Segunda-feira, 23 de setembro de 2019

ISSN 1983-392X

Supermercado mineiro deve indenizar advogado por constrangimento

O juiz da 27ª vara Cível da comarca de Belo Horizonte, Luiz Artur Rocha Hilário, condenou a DMA Distribuidora (que reúne, entre os supermercados que a compõem, o EPA) e a empresa Ticket Serviços a pagarem, solidariamente, uma indenização por danos morais a um advogado no valor de R$ 5 mil. Sobre este valor incidirão juros e correção monetária.

segunda-feira, 2 de agosto de 2010

Danos morais

Supermercado mineiro deve indenizar advogado por constrangimento

O juiz da 27ª vara Cível da comarca de Belo Horizonte, Luiz Artur Rocha Hilário, condenou a DMA Distribuidora (que reúne, entre os supermercados que a compõem, o EPA) e a empresa Ticket Serviços a pagarem, solidariamente, uma indenização por danos morais a um advogado no valor de R$ 5 mil. Sobre este valor incidirão juros e correção monetária.

O autor informou que em julho de 2007 foi ao supermercado EPA para fazer compras com a intenção de realizar um almoço comemorativo de seu aniversário. Disse ainda que, através de consulta feita ao saldo do cartão de alimentação, verificou-se saldo suficiente para efetuar as compras. Porém, segundo relatou o advogado, após registrar todos os produtos comprados e debitar o valor correspondente no cartão de alimentação, a operadora do caixa disse a ele que a transação havia sido negada, devendo o autor devolver as compras, sob pena de chamar a Polícia. Em razão disso, afirmou ter sofrido abalo moral, já que toda a vizinhança do supermercado se aglomerou no local quando a Polícia chegou para verificar o ocorrido. Por tudo isso, pediu a condenação do EPA e da Ticket Serviços em R$ 10 mil pelos danos sofridos.

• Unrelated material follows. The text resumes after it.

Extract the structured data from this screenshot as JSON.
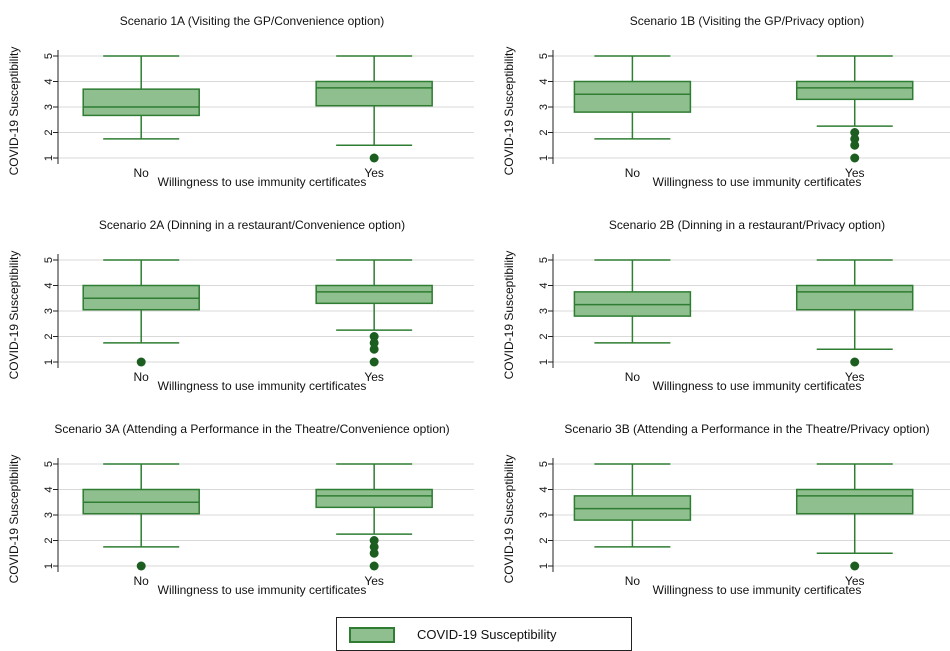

O EPA se defendeu alegando, preliminarmente, ilegitimidade passiva, ou seja, que não deveria figurar como réu na ação. A defesa do supermercado atribuiu a culpa do dano à Ticket Serviços. No mérito, alegou ausência de dano que pudesse causar constrangimento ao advogado.

A Ticket Serviços reconheceu a falha de comunicação entre o equipamento do estabelecimento e o link autorizador da operação, que acabou ficando sem a impressão do comprovante. No entanto, disse que isso não seria motivo suficiente para gerar constrangimento ao autor, uma vez que a falha foi corrigida no dia seguinte. Afirmou ainda que não havia prova do constrangimento alegado pelo advogado.

Para o juiz, que se baseou no CDC (clique aqui), ambos os réus são culpados pelo dano. "Ao admitir o cartão de alimentação como pagamento pelos seus produtos através da prestação de serviços da empresa Ticket, o EPA assumiu o ônus decorrente do referido contrato, sendo certo que eventuais danos ocorridos na relação de consumo não podem ser transferidos a terceiros em prejuízo do consumidor", argumentou o magistrado. Assim, o juiz rejeitou a preliminar de ilegitimidade passiva, tendo em vista que, diante dos danos causados ao advogado, os réus devem responder solidariamente por eles, conforme o CDC.

Quanto ao mérito, o julgador, ao analisar o processo, verificou que o dano ocorreu quando houve a negativa de realização da compra no EPA devido a uma falha no sistema de pagamento realizado através da prestação de serviço da empresa Ticket. A empresa confirmou o fato. No entendimento do juiz Luiz Artur, esta situação foi suficiente para gerar dano moral. "Tal fato acarretou abalo psicológico ao autor, haja vista que foi exposto ao ridículo, razão pela qual deve ser indenizado".

O juiz fixou o valor de R$ 5 mil de indenização a ser pago pelo EPA e pela Ticket Serviços ao advogado, tendo em mente a necessidade de punir os réus e compensar o autor pelo dano sofrido, sem, no entanto, enriquecê-lo indevidamente. Ele também levou em consideração as condições sociais e econômicas das partes.